Bagan & Mandalay with OAT

By Margi Miller
This item appears on page 32 of the October 2015 issue.

On the group tour “Burma: Land of Golden Temples & Floating Gardens” that my husband, Dusty, and I took with Overseas Adventure Travel (Cambridge, MA; 800/955-1925, www.oattravel.com), our guide Kyi Kyi (pronounced Chi Chi) was a gem. (For the tour, Aug. 4-19, 2014, the price for the two of us was $12,188, including both internal and international airfare.)

Early one afternoon in Bagan, Kyi Kyi took our group on an unscheduled visit to a Fullmoon Day festival. We saw people gathering excitedly, wearing their best traditional outfits. Groups of young men formed a procession with large papier-mâché animals, dragons and other mythical creatures. This event lasted through the night.

We also stopped at a small plantation where palm sugar was being made, much in the way maple sugar is produced by boiling the sap. 

We took advantage of an add-on for dinner and a classical Burmese marionette performance, where colorful papier-mâché marionettes were used to tell local fables. Later, we had a memorable walk through Bagan in the light of the full moon.

A short flight took us to Mandalay, where we visited the Myawaddy Nunnery. The 200 novice nuns we saw eating lunch all had shaved heads and wore pink robes. When they prayed, it sounded as though they were singing.

We discovered that monks and nuns in Myanmar are sponsored by family, friends and neighbors, who help cover the costs of their sequestered lives. Monks go out in the neighborhood each morning seeking donations of food. Nuns go twice a week. Except for some teaching at elementary schools, the monks and nuns tend not to work in the community.

Many of our meals were in open-air restaurants or even on lawns by the river. Having an elegant banquet table with tablecloth, china and wait staff made us feel like “colonials.” 

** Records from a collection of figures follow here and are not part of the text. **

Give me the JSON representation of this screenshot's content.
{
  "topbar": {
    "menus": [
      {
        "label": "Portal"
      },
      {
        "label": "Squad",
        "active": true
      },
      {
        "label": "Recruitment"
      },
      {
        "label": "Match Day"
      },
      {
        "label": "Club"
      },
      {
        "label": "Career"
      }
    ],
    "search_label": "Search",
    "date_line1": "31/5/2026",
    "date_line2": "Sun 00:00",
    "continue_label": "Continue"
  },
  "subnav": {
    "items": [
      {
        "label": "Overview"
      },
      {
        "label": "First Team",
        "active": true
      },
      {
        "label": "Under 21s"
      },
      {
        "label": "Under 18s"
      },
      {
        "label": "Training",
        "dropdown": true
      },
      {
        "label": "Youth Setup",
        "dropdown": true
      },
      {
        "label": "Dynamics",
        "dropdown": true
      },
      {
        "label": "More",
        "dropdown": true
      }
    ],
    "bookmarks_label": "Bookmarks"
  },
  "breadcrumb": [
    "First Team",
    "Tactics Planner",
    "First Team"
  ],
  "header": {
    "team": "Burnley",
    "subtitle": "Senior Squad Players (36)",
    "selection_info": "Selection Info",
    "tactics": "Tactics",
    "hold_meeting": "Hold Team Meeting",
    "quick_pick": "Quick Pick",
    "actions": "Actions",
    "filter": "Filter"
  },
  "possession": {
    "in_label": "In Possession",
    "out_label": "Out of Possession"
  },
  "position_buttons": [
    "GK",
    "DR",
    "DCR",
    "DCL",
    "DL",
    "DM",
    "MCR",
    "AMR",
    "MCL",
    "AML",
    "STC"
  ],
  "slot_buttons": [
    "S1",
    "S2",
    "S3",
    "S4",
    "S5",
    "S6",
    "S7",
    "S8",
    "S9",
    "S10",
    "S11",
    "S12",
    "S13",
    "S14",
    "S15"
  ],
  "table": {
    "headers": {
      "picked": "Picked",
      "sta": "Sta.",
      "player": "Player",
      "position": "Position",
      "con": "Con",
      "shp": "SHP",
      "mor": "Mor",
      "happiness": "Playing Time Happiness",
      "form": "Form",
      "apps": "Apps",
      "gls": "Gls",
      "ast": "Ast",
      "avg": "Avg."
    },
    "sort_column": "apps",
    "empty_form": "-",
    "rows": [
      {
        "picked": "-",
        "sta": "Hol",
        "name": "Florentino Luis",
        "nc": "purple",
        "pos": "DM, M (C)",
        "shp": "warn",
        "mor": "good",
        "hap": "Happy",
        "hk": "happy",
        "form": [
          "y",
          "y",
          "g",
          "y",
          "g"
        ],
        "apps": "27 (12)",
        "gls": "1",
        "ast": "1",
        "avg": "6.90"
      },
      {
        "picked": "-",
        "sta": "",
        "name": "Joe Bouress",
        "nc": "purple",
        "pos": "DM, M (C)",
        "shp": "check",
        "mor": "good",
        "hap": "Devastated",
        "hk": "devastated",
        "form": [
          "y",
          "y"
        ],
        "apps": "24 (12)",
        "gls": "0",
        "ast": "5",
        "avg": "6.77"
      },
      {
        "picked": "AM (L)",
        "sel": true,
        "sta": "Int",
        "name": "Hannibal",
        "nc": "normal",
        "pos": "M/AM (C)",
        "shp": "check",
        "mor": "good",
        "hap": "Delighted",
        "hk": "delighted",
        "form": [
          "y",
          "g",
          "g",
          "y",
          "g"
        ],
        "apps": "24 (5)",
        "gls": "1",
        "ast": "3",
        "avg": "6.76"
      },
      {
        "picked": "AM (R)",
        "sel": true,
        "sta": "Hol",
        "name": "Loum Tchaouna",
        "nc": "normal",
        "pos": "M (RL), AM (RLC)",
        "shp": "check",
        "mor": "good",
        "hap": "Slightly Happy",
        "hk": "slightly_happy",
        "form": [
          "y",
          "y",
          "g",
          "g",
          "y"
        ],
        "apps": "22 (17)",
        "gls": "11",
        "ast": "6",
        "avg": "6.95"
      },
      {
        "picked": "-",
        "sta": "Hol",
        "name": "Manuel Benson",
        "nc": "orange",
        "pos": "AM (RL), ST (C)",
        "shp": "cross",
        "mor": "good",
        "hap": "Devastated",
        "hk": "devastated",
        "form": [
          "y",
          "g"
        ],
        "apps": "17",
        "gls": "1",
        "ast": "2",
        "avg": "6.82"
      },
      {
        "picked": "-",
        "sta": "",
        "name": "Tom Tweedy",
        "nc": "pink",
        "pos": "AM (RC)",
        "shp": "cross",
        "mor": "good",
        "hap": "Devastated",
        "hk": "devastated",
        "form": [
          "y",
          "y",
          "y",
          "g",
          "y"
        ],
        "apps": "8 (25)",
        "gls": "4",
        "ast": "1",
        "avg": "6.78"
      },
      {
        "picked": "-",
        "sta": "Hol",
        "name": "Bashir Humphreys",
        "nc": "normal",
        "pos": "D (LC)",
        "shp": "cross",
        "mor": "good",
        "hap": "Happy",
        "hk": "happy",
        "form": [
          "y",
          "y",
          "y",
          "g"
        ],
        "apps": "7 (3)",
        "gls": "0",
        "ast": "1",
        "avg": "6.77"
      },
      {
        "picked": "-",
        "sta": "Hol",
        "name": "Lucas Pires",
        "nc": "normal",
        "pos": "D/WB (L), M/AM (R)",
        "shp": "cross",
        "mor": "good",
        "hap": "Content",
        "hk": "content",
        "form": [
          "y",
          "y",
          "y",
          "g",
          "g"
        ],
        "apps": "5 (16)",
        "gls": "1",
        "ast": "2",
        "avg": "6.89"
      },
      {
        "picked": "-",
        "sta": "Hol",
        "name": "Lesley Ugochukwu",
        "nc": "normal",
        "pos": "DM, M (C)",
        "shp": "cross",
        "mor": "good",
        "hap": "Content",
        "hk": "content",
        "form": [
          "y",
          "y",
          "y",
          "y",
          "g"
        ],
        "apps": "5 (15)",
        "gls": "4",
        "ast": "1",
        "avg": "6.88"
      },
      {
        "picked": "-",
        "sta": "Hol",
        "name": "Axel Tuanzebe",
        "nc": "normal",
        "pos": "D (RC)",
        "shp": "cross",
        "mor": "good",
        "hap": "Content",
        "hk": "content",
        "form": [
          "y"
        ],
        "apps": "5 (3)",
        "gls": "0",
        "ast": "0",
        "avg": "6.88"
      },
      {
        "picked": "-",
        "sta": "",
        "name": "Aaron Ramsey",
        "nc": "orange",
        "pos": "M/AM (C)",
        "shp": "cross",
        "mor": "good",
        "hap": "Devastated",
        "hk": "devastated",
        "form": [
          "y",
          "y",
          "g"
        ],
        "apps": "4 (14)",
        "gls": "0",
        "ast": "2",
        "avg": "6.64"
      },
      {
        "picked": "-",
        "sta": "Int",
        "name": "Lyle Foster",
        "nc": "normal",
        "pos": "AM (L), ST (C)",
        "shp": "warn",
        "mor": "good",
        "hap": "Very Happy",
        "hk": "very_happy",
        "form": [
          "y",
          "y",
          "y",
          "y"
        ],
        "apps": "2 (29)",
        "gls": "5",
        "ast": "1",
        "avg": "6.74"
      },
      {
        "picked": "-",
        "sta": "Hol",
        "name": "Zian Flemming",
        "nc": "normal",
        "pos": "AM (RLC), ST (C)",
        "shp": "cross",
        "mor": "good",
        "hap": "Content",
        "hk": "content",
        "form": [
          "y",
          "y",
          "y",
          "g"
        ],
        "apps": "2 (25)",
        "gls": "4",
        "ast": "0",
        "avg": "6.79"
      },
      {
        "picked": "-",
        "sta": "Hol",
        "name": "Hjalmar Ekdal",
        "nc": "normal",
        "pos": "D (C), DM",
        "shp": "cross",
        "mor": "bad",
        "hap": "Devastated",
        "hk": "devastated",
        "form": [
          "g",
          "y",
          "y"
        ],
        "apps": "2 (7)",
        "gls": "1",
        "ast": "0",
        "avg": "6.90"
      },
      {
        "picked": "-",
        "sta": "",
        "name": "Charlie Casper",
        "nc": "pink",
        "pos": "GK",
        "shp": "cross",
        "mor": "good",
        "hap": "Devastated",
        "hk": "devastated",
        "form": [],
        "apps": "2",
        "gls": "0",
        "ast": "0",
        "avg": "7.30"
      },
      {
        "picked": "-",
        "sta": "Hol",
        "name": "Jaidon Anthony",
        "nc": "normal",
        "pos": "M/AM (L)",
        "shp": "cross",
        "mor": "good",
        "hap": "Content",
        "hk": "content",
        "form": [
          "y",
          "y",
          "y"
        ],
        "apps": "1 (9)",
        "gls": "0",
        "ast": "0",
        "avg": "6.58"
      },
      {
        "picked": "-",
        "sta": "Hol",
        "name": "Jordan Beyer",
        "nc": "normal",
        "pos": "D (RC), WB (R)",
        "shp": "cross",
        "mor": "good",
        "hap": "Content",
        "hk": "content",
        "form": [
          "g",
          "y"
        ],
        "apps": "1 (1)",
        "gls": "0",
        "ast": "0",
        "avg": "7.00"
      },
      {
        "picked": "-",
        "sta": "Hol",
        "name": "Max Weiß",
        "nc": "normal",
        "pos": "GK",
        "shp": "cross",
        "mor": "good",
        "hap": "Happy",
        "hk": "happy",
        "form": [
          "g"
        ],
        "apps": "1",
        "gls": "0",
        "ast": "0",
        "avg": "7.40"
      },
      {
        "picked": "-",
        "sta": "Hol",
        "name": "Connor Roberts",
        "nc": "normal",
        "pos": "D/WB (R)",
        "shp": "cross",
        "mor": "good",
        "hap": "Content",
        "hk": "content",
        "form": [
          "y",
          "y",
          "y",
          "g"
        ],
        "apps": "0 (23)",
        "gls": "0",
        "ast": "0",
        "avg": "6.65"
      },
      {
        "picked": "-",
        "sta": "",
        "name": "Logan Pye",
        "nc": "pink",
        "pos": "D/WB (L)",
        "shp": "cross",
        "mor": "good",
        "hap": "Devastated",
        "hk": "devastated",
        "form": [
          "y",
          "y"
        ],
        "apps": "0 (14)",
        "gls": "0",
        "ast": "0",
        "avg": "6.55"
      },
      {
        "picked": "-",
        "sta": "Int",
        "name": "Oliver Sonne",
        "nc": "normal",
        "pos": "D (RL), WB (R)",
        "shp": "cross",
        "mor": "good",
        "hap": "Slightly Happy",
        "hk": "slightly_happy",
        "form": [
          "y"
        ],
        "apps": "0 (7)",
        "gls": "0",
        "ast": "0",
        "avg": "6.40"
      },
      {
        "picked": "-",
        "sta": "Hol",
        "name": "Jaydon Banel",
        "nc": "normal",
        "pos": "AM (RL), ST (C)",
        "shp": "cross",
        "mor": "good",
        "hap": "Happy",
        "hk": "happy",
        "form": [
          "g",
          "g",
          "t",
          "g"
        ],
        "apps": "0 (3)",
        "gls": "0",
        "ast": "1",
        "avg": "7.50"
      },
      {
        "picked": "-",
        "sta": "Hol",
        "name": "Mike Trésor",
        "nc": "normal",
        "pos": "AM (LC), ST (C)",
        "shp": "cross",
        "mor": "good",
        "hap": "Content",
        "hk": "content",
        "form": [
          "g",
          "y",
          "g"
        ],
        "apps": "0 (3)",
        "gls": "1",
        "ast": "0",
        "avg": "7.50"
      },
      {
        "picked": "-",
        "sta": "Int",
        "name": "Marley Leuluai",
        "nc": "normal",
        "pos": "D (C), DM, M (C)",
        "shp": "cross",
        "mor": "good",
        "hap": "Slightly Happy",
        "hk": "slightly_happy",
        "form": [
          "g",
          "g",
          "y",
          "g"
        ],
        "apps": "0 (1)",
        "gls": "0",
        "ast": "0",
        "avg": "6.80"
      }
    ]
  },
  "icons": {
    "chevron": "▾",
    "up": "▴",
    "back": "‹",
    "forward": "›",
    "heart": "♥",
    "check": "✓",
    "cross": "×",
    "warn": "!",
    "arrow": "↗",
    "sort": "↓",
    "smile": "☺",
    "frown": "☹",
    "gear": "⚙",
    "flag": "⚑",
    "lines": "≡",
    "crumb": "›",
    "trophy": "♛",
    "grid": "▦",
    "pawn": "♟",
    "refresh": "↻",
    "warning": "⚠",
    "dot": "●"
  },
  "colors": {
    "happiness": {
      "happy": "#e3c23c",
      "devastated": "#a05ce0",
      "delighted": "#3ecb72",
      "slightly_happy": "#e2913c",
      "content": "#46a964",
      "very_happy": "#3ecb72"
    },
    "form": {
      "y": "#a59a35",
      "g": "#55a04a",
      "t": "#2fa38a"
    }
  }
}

Soups, often served as appetizers, were particularly good, especially those made with vegetables, lentils, beans and glass noodles and those with a coconut-milk base.

Another day, we ascended Mandalay Hill for a sweeping view of the city, then explored Shwenandaw Kyaung, a traditional Burmese wooden monastery and the only surviving structure from the Mandalay Royal Palace.

Taking a boat upstream from Mandalay, in the village of Mingun we visited a massive, unfinished pagoda and one of the largest uncracked, fully functioning bells in the world.

We finished that day’s visit in Amarapura, the country’s former capital, with a walk on the ¾-mile-long U Bein Bridge across Taung­thaman Lake. At sunset, it was a lovely stroll. Nearby boatmen, with vessels rather like Venetian gondolas, were idling in the still waters as the sun sank colorfully.